Agent Pods not reloading renamed or new PolicyID
While working on https://github.com/elastic/cloud-on-k8s/issues/7290 I noticed that renaming a policy ID does not trigger a "restart" of the Agent Pods. The FLEET_ENROLLMENT_TOKEN is provided as an environment variable, and therefore requires a new Pod to be created to read the new value.
apiVersion: v1
kind: Secret
metadata:
creationTimestamp: "2024-10-18T12:42:54Z"
labels:
agent.k8s.elastic.co/name: elastic-agent
common.k8s.elastic.co/type: agent
eck.k8s.elastic.co/credentials: "true"
name: elastic-agent-agent-envvars
namespace: elastic
stringData:
FLEET_ENROLLMENT_TOKEN: REDACTED // This is going to be updated correctly by the Agent controller
type: Opaque
apiVersion: v1
kind: Pod
metadata:
annotations:
agent.k8s.elastic.co/config-hash: "803455129"
openshift.io/scc: privileged
creationTimestamp: "2024-10-18T12:42:54Z"
generateName: elastic-agent-agent-
labels:
agent.k8s.elastic.co/name: elastic-agent
agent.k8s.elastic.co/version: 8.15.0
common.k8s.elastic.co/type: agent
controller-revision-hash: 6ccd744885
pod-template-generation: "1"
name: elastic-agent-agent-hjn5b
namespace: elastic
spec:
containers:
- name: FLEET_ENROLLMENT_TOKEN
valueFrom:
secretKeyRef:
key: FLEET_ENROLLMENT_TOKEN // Not reloaded without a restart
name: elastic-agent-agent-envvars
optional: false
Note that one other problem is that the "old" policies are never deleted and the related tokens remain valid.

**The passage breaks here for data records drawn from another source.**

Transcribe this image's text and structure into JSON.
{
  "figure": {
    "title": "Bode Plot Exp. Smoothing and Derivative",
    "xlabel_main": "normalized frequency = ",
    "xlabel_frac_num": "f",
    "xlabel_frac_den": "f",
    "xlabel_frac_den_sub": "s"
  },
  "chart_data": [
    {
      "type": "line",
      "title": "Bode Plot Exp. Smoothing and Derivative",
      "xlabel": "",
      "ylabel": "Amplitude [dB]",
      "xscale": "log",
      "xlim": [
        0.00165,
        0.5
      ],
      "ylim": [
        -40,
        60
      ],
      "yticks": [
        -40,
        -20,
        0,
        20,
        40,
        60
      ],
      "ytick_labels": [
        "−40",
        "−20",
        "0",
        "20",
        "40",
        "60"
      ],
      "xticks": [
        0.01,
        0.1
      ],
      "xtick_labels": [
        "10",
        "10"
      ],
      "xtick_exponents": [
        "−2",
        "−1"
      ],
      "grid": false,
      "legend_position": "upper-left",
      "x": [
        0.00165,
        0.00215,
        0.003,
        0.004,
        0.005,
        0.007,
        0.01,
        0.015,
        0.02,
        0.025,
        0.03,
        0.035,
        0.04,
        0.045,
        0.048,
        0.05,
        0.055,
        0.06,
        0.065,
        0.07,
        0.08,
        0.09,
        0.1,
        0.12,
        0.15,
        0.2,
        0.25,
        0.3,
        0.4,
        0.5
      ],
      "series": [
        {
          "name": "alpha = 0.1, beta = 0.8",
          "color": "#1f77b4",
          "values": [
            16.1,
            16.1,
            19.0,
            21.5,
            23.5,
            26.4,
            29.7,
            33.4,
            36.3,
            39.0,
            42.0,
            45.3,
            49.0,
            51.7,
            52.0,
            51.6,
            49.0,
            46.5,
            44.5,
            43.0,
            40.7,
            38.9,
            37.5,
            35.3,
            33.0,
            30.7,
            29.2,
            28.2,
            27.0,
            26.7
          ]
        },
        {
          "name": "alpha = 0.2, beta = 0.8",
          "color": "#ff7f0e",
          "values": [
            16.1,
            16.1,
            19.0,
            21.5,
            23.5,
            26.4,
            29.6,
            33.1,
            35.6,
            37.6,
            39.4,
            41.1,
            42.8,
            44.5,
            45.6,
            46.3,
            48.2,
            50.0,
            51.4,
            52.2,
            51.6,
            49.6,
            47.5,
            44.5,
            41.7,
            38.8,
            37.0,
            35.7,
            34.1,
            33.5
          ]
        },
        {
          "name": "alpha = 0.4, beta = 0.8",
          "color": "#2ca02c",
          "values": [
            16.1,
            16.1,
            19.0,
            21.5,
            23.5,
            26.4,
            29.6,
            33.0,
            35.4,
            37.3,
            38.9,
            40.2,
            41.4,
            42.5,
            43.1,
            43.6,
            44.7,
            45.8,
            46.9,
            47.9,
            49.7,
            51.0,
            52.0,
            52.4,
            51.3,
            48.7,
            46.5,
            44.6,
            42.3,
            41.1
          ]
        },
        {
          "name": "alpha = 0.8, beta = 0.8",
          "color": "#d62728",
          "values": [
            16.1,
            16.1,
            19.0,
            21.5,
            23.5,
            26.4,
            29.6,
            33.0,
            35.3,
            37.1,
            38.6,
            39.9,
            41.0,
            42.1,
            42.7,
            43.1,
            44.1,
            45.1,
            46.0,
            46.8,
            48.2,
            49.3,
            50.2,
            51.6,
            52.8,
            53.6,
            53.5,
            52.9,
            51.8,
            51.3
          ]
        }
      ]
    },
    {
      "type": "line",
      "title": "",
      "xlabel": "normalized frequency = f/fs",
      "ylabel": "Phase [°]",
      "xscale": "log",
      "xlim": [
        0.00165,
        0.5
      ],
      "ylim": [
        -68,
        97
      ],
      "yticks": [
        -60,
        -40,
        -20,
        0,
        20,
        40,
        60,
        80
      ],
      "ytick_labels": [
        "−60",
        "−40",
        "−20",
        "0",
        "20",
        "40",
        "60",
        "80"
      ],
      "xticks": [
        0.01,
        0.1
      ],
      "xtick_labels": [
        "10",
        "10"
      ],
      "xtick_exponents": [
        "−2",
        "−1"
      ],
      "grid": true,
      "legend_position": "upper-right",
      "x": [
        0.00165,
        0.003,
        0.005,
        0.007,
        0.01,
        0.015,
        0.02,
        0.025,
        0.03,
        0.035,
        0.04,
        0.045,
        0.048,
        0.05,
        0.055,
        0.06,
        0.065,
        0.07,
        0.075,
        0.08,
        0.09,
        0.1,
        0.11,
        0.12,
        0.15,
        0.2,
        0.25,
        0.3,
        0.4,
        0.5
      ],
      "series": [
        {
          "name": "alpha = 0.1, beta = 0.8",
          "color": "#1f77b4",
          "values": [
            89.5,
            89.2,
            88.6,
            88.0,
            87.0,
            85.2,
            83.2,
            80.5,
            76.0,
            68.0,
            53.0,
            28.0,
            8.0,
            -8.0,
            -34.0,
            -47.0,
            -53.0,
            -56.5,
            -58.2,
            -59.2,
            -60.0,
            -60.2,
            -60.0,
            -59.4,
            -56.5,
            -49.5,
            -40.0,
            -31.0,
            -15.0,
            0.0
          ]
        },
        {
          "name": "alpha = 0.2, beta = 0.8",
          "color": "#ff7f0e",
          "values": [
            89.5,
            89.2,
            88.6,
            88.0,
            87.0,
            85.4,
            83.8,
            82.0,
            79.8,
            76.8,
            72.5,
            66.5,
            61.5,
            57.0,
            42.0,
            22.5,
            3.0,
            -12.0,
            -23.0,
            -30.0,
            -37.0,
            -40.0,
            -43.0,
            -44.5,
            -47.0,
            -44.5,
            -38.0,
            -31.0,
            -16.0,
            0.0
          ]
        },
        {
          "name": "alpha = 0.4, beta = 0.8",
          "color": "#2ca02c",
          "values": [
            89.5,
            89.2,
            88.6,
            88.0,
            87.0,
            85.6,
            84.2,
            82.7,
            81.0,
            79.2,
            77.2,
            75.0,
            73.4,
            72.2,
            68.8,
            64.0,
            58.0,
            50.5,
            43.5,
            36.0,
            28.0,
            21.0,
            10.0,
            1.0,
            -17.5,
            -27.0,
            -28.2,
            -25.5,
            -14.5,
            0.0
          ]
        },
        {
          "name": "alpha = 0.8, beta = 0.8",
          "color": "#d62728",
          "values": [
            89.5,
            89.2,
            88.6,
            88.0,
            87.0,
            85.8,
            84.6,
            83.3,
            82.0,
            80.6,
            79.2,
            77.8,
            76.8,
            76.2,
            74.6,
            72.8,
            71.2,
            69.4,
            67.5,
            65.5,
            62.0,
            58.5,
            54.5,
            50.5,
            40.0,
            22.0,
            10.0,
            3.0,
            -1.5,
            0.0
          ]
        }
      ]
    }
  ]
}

EDIT: The Agent itself is now (8.18.0+) fixed and does reenroll if the token changes: https://github.com/elastic/elastic-agent/pull/6568
I think this issue is more complicated than it first seems: recreating the pod is not sufficient if it's run in a stateful manner (like as part of a daemon-set which uses host path mounts). As far as I can tell the Agent prefers to use its persistent state and old policy, ignoring the changed env token value.
While this may very well be a separate issue; from a "UX" perspective they're closely related. That is: changing the PolicyID takes no effect.
I could be missing some crucial Agent knowledge, but I think it might be a limitation with the Agent itself. Looking at the docs and the undocumented help of the container command I see no clear way to force a re-enrollment via the CLI.